In the midst of asking the hard social questions, it would be a real shame if we lost sight of wonder.
A reflection based on Psalm 8.
I was 9 years old when Neil Armstrong walked on the moon. It kicked off a fascination in space travel that stayed with me throughout my teens. I devoured science fiction books; I joined the Royal Astronomical Society and peered at distant planets through backyard telescopes; I took pictures of subsequent moon landings off the television with my first camera. I was enraptured by it all.
It wasn’t until years later that I began to wonder at the motives behind the space race, or whether the monies that Americans devoted to this odyssey might have been spent in better ways. As an adolescent, it was adventure and wonder and beauty that grabbed me.
In retrospect, I have a lot more sympathy with the people who look at the extent of poverty in the USA and wonder whether life would have been different for millions if the monies invested in space exploration had been invested in schools or health care instead. I wonder now why it was so important to go to the stars when people were losing their homes for lack of resources to pay doctors. Was beating the Russians to the moon worth the cost?
How we set our social priorities, and who benefits, are really important questions, and even though 9-year-olds seldom ask them, the rest of us ought to.
But in the midst of asking the hard social questions, it would be a real shame if we lost sight of wonder. The universe is wondrous. The immensity of the distances, the beauty of the stars, the astonishing and unending variety of colours and worlds and possibilities, legitimately draw our spirits heavenwards and invite us to contemplate our place in creation.

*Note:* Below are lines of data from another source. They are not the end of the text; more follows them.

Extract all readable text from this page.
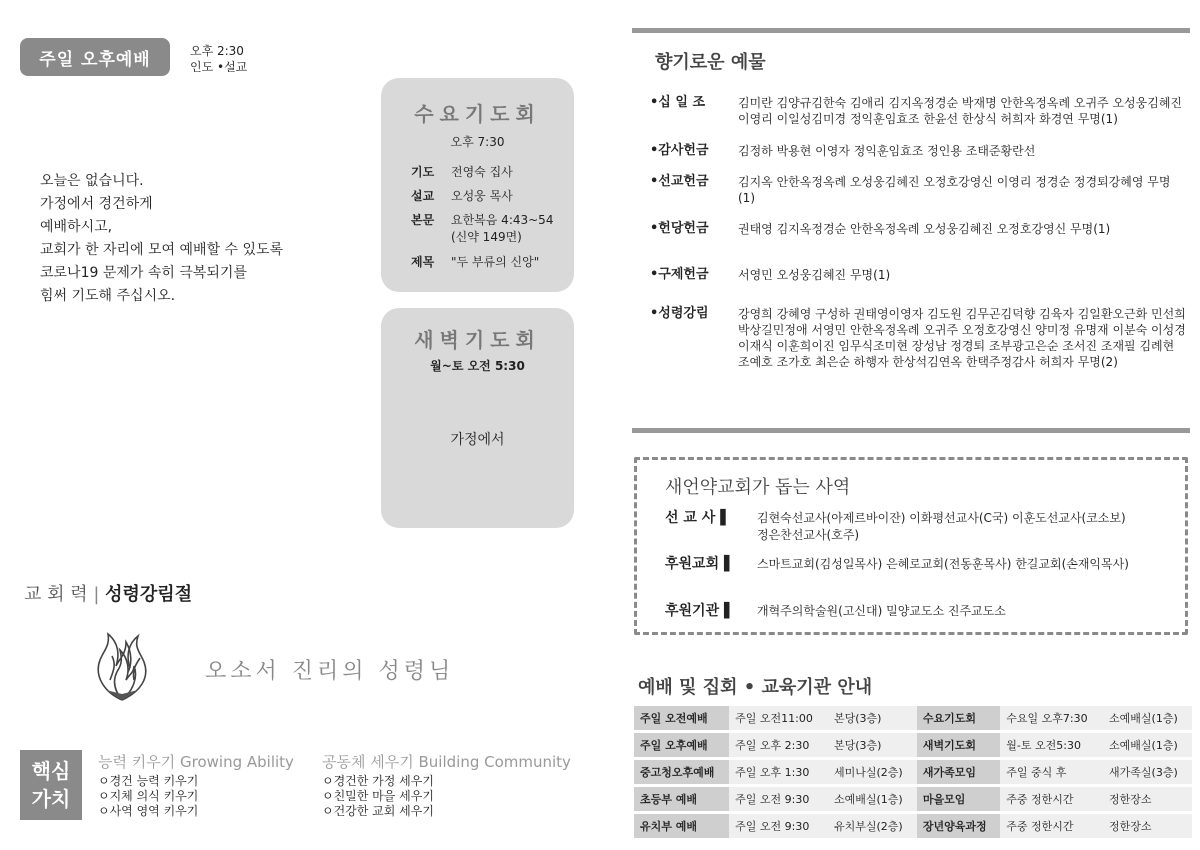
주일 오후예배	오후 2:30
인도 •설교
오늘은 없습니다.
가정에서 경건하게
예배하시고,
교회가 한 자리에 모여 예배할 수 있도록
코로나19 문제가 속히 극복되기를
힘써 기도해 주십시오.
수요기도회
오후 7:30
기도	전영숙 집사
설교	오성웅 목사
본문	요한복음 4:43~54
(신약 149면)
제목	"두 부류의 신앙"
새벽기도회
월~토 오전 5:30
가정에서
교 회 력 | 성령강림절
오소서 진리의 성령님
핵심
가치
능력 키우기 Growing Ability
ㅇ경건 능력 키우기
ㅇ지체 의식 키우기
ㅇ사역 영역 키우기
공동체 세우기 Building Community
ㅇ경건한 가정 세우기
ㅇ친밀한 마을 세우기
ㅇ건강한 교회 세우기
향기로운 예물
•십 일 조	김미란 김양규김한숙 김애리 김지옥정경순 박재명 안한옥정옥례 오귀주 오성웅김혜진 이영리 이일성김미경 정익훈임효조 한윤선 한상식 허희자 화경연 무명(1)
•감사헌금	김정하 박용현 이영자 정익훈임효조 정인용 조태준황란선
•선교헌금	김지옥 안한옥정옥례 오성웅김혜진 오정호강영신 이영리 정경순 정경퇴강혜영 무명(1)
•헌당헌금	권태영 김지옥정경순 안한옥정옥례 오성웅김혜진 오정호강영신 무명(1)
•구제헌금	서영민 오성웅김혜진 무명(1)
•성령강림	강영희 강혜영 구성하 권태영이영자 김도원 김무곤김덕향 김육자 김일환오근화 민선희 박상길민정애 서영민 안한옥정옥례 오귀주 오정호강영신 양미정 유명재 이분숙 이성경 이재식 이훈희이진 임무식조미현 장성남 정경퇴 조부광고은순 조서진 조재필 김례현 조예호 조가호 최은순 하행자 한상석김연옥 한택주정감사 허희자 무명(2)
새언약교회가 돕는 사역
선 교 사 ▌	김현숙선교사(아제르바이잔) 이화평선교사(C국) 이훈도선교사(코소보) 정은찬선교사(호주)
후원교회 ▌	스마트교회(김성일목사) 은혜로교회(전동훈목사) 한길교회(손재익목사)
후원기관 ▌	개혁주의학술원(고신대) 밀양교도소 진주교도소
예배 및 집회 • 교육기관 안내
주일 오전예배	주일 오전11:00	본당(3층)	수요기도회	수요일 오후7:30	소예배실(1층)
주일 오후예배	주일 오후 2:30	본당(3층)	새벽기도회	월-토 오전5:30	소예배실(1층)
중고청오후예배	주일 오후 1:30	세미나실(2층)	새가족모임	주일 중식 후	새가족실(3층)
초등부 예배	주일 오전 9:30	소예배실(1층)	마을모임	주중 정한시간	정한장소
유치부 예배	주일 오전 9:30	유치부실(2층)	장년양육과정	주중 정한시간	정한장소
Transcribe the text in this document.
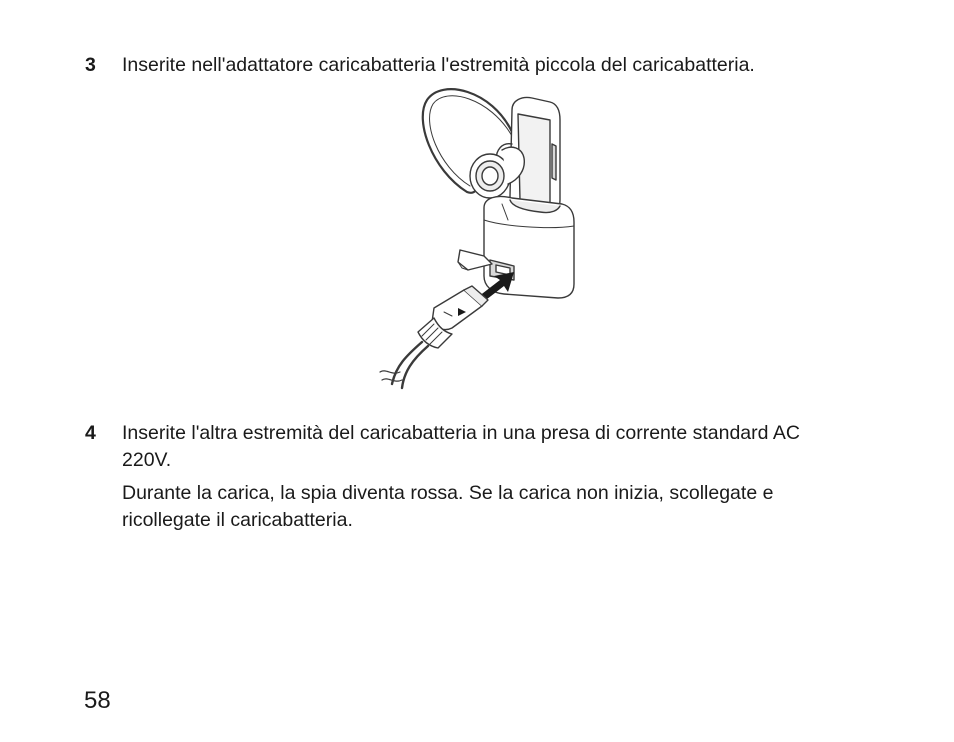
3 Inserite nell'adattatore caricabatteria l'estremità piccola del caricabatteria.

4 Inserite l'altra estremità del caricabatteria in una presa di corrente standard AC 220V.

Durante la carica, la spia diventa rossa. Se la carica non inizia, scollegate e ricollegate il caricabatteria.

58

Thousands of years ago, the psalmist gazed at the stars and asked “what are human beings, that you are mindful of them?” and then added with no little trace of wonder, “yet you have made us a little less than Gods.” Astonishing!
The Apollo 8 astronauts, circling the moon on Christmas Eve 1968 read the Genesis Creation story back to Earth, as a way to articulate their awe at what they were seeing. Their iconic picture of the Earth rising above the surface of the moon continues to remind all of humanity how fragile our planet is, and how insignificant human divisions seem when you realize what we all share. Some have called that photo the beginning of the environmental movement.
Rabbi Abraham Heschel said “To pray is to take notice of the wonder, to regain a sense of the mystery that animates all beings, the divine margin in all attainments. Prayer is our humble answer to the inconceivable surprise of living. It is all we can offer in return for the mystery by which we live.” (cited here)
When we live in the midst of that kind of wonder, we can’t help but ask all the questions of meaning as well. What is life for? How does our striving connect to the greatness of what God has made? How are our neighbours faring on this awesome journey through the universe? Raising our eyes to the wonder of the heavens should connect us to all of creation, and call compassion, generosity, and justice from our hearts. The hard social questions are even more urgent when we ask them in light of the awe and beauty which are gifted to each human being on Earth. Who are we to hoard what was given freely for all?
We stand in awe of all the God has made, and ponder how to respond to the inconceivable surprise of living.
— The Rev. Stephen Fetter is the minister at Forest Hill United Church, an intercultural congregation in Toronto. He’s also the coordinator of United-in-Learning, the General Council’s online continuing education program.